Navajo-Hopi Nations,Flagstaff & Winslow News
Sat, Dec. 14

Arizona Native Americans to be briefed on Cobell Indian Trust Settlement

Information on how Native Americans in Arizona can share in the recently approved $3.4 billion settlement of Indian Trust claims will be discussed at a series of meetings beginning next week.

On Monday, Feb. 14, lawyers Keith Harper and Rob Harmala of the Kilpatrick Stockton law firm will meet in Whiteriver with members of the Whiteriver Apache Tribe. The meeting will be held at 10 a.m. in the Council Chambers at 201 E. Walnut.

On Tuesday, Feb. 15 they will meet in Sacaton with the Gila River Indian Community. This meeting will be held at 10:30 a.m. at the Boys and Girls Club, East Valley Sacaton Branch, 116 South Holly.

Later Tuesday they will meet in Scottsdale with members of the Salt River Pima Maricopa Indian Community. This meeting will be held at 6 p.m. at the Salt River Community Building, 1880 N. Longmore Rd.

On Wednesday, Feb. 16, the lawyers will meet at 10 a.m. with the members of the Tohono O'odham Nation in Tucson at the Tohono O'odham San Xavier District Center, 2018 W. San Xavier Rd.

Native Americans whose families have individual Indian money trust accounts or who own individual Indian trust land are welcome to attend the meetings and ask questions about the settlement.

In December. President Obama signed legislation ending the 15-year-old class action lawsuit that Elouise Cobell, of the Blackfeet Nation and other Native Americans filed against the government in 1996.

The settlement acknowledges that the federal government mismanaged individual Indians' trust accounts.

Under the settlement, the federal government is creating create a $1.4 billion Accounting/Trust Administration Fund and a $2 billion Trust Land Consolidation Fund.

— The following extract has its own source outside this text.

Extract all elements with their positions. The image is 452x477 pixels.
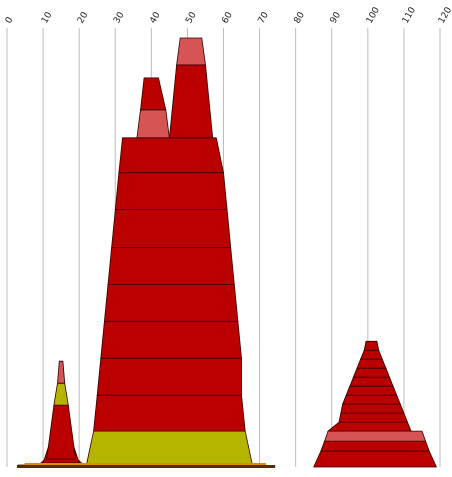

The settlement also creates an Indian Education Scholarship fund of up to $60 million to improve access to higher education for Indians.

"The settlement represents a hard-won victory for Native Americans," Ms. Cobell has said. "Our hope is that these meetings and a public awareness campaign we are undertaking will get hundreds of thousands of Native Americans to apply for these funds. It has always been their money and I am delighted we can finally return some of it to them."

"The settlement not only rights a tremendous wrong to Indian Country, but it will be a significant help to many Indians," Ms. Cobell has said.